Reputation: 739
I have around 1000 csv files in a directory, each 4 of them have the same name with a different number at the end. For example:
ABC_0.csv
ABC_1.csv
ABC_2.csv
ABC_3.csv
...
DIJ_0.csv
DIJ_1.csv
DIJ_2.csv
DIJ_3.csv
I can import them all and put each file in its own data frame, so I would have a list of data frames LIST_DATA. But I would like to group each 4 data-frames based on their names automatically instead. So I would have the ABC files in List of dataframes LIST_ABC and List of dataframes for the DIJ LIST_DIJ. Or if possible, maybe add their names as a column where I can filter the dataframes with the name column?
This is what I have so far :
import os
import glob
path1 = 'D:\folder'
all_files1 = glob.glob(path1 + "/*.csv")
all_files1.sort(key=os.path.getmtime)
List_DATA = []
for filename in all_files1:
data = pd.read_csv(filename, index_col=None)
List_DATA.append(data)
Upvotes: 0
Views: 1117
Reputation: 87
First off I want to say that my solution is only robust given the fact that there will always be 4 files that belong grouped together and there won't be missing anything. If you want to make it more robust filenameparsing should be used.

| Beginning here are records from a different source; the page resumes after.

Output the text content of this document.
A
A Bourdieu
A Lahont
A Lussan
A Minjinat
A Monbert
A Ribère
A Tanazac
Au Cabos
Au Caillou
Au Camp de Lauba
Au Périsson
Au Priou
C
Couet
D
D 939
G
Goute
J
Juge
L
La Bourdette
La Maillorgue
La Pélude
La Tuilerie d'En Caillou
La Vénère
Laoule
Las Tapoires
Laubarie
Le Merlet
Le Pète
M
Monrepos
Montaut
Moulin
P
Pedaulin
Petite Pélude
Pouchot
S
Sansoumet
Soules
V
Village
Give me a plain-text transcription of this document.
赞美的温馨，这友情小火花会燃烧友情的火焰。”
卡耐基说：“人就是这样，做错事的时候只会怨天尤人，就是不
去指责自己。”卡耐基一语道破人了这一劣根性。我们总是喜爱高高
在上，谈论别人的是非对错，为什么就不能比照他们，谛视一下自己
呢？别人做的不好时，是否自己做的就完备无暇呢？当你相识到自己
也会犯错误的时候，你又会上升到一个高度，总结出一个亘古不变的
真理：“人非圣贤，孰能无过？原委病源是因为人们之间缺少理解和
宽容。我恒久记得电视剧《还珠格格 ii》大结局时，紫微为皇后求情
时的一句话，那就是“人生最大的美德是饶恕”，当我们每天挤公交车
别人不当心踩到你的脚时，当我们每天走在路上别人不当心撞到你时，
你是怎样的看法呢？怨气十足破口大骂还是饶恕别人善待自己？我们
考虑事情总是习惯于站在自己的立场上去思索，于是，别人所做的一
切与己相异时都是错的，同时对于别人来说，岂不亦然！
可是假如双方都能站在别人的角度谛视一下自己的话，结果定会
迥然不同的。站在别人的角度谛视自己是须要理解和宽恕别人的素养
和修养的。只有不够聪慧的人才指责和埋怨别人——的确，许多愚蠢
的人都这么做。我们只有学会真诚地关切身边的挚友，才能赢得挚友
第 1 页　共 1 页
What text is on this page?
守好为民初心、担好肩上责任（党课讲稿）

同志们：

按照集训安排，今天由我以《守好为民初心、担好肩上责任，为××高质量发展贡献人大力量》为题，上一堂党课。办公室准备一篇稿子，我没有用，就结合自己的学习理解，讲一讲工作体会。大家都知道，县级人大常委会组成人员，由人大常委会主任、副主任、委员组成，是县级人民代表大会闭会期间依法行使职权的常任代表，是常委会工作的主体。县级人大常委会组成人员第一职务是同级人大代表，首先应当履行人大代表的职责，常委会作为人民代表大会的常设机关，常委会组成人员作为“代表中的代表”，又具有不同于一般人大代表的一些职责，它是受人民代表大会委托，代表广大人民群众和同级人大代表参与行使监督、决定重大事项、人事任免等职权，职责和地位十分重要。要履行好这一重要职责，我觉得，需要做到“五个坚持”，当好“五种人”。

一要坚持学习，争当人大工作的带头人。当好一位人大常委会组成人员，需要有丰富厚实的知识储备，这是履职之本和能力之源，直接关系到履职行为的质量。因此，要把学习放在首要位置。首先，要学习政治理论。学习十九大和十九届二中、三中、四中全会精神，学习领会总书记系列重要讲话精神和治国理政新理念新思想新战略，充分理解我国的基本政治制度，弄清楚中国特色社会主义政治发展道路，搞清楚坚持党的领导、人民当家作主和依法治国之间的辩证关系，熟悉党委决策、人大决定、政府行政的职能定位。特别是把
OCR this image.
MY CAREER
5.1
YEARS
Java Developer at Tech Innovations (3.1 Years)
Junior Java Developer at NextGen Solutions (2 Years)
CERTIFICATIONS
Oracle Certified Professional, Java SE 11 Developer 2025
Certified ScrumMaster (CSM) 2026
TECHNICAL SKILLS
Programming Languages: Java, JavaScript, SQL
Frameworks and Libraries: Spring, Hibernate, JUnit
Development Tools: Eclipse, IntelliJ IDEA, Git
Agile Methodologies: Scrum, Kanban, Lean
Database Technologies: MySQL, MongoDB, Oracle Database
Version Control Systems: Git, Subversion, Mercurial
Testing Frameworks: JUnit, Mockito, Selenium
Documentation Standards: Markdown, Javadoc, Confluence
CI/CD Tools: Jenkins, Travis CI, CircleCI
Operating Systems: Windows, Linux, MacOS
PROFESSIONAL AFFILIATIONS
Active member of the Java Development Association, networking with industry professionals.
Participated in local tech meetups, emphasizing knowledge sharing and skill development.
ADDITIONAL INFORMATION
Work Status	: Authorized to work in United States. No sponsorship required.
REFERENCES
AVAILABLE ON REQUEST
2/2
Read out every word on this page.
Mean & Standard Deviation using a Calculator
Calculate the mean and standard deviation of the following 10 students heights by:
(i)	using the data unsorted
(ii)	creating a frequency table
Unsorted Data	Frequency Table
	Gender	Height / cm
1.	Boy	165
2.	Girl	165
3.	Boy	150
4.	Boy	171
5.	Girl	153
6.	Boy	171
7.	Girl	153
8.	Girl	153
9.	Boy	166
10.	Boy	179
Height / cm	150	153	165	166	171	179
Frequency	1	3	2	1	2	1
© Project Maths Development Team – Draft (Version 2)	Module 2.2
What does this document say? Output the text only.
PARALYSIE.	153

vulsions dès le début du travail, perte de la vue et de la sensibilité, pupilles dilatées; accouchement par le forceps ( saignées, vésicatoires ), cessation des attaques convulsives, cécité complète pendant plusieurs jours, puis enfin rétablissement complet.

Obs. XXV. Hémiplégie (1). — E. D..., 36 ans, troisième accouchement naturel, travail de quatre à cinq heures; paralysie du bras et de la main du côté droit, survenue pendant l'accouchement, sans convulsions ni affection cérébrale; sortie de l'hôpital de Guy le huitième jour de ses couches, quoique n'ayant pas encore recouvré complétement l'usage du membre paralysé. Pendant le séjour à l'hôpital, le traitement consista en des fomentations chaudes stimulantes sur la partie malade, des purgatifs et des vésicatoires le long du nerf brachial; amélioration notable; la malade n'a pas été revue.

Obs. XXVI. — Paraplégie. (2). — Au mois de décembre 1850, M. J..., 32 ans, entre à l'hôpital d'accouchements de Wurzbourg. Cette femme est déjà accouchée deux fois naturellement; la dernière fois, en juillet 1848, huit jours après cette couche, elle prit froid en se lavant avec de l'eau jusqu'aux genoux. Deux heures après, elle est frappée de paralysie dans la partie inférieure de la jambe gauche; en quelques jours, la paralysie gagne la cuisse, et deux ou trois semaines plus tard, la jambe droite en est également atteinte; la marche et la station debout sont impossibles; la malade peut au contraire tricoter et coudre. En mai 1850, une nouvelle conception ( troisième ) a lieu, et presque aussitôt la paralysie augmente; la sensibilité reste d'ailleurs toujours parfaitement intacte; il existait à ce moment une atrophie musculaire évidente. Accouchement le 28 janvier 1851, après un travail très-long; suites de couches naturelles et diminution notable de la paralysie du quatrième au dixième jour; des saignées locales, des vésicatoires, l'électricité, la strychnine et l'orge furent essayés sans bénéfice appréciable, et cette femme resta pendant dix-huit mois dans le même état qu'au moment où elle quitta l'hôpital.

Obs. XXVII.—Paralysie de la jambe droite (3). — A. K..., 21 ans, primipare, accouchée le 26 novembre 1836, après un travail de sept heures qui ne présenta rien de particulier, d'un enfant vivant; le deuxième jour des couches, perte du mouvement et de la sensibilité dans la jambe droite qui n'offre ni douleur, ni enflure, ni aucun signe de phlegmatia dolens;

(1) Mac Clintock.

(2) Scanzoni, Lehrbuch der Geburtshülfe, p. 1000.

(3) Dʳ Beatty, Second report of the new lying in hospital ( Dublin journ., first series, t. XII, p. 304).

As far as I understand the question you want to get the data from four csv files with the same string prefix grouped together in a list. That then is embedded in a bigger list for all the data there is in the 1000 files. Therefore I would not sort by timestamp but by name and then simply store the files in lists that get added to a bigger one after four items were added and subsequently resetet. This is my code then:
import os
import glob
import pandas as pd
path1 = 'D:\folder'
all_files1 = glob.glob("*.csv")
# Sort by name not timestamp
all_files1.sort()
List_DATA = []
# For Storing sub list of data frames
SubList_DATA = []
for idx,filename in enumerate(all_files1):
data = pd.read_csv(filename, index_col=None)
SubList_DATA.append(data)
# Every 4th time the sublist gets stored in main list and reset.
if idx%4==3:
List_DATA.append(SubList_DATA)
SubList_DATA = []
EDIT: I just hacked a version together that makes use of the filenames and will work even if there are more or less files in a group:
import os
import glob
import pandas as pd
path1 = 'D:\folder'
all_files1 = glob.glob("*.csv")
# Sort by name not timestamp
all_files1.sort()
List_DATA = []
# For Storing sub list of data frames
SubList_DATA = []
# For keeping track which sublist is generated.
currentprefix = ""
for idx,filename in enumerate(all_files1):
# Parse prefix string from filename
prefix, suffix = filename.split("_")
# Since sorted the prefix should be change only once and nether reappear
if currentprefix != prefix:
# Skip this at the first step
if idx != 0:
# Add sublist to major one and reset it
List_DATA.append(SubList_DATA)
SubList_DATA = []
# Set current prefix to the current block of read in files
currentprefix = prefix
# Add data to sublist
data = pd.read_csv(filename, index_col=None)
SubList_DATA.append(data)
# Finally add last sublist
List_DATA.append(SubList_DATA)
Upvotes: 1
Reputation: 553
You can read all csv files in this way(the files will contain all the path of the csv files):
import os
files = []
List_DATA = []
os.chdir("D:\folder")
# Add the path of csv folder
for i in os.listdir("D:\folder"):
if i.endswith('.csv'):
files.append(i)
files.sort(key=os.path.getmtime)
Then you can continue with your code:
for filename in files:
data = pd.read_csv(filename, index_col=None)
List_DATA.append(data)
Upvotes: 0
Reputation: 135
If i understand correctly you question you could try something like this:
First create a dictionary with the key being the prefix in commun (ex: 'ABC') and the value a list containing the dataframe corresponding to each csv having the key as prefix.
Then merge them
import os
import glob
import pandas as pd
path1 = 'D:\folder'
all_files1 = glob.glob(path1 + "/*.csv")
all_files1.sort(key=os.path.getmtime)
all_data = {}
for filename in all_files1:
name = os.path.basename(filename).split('csv')[0]
if name in all_data:
all_data[name].append(pd.read_csv(filename, index_col=None))
else:
all_data[name] = [pd.read_csv(filename, index_col=None)]
list_data = []
for k,v in all_data.items():
list_data.append((k, pd.concat(v, axis=1)))
Upvotes: 0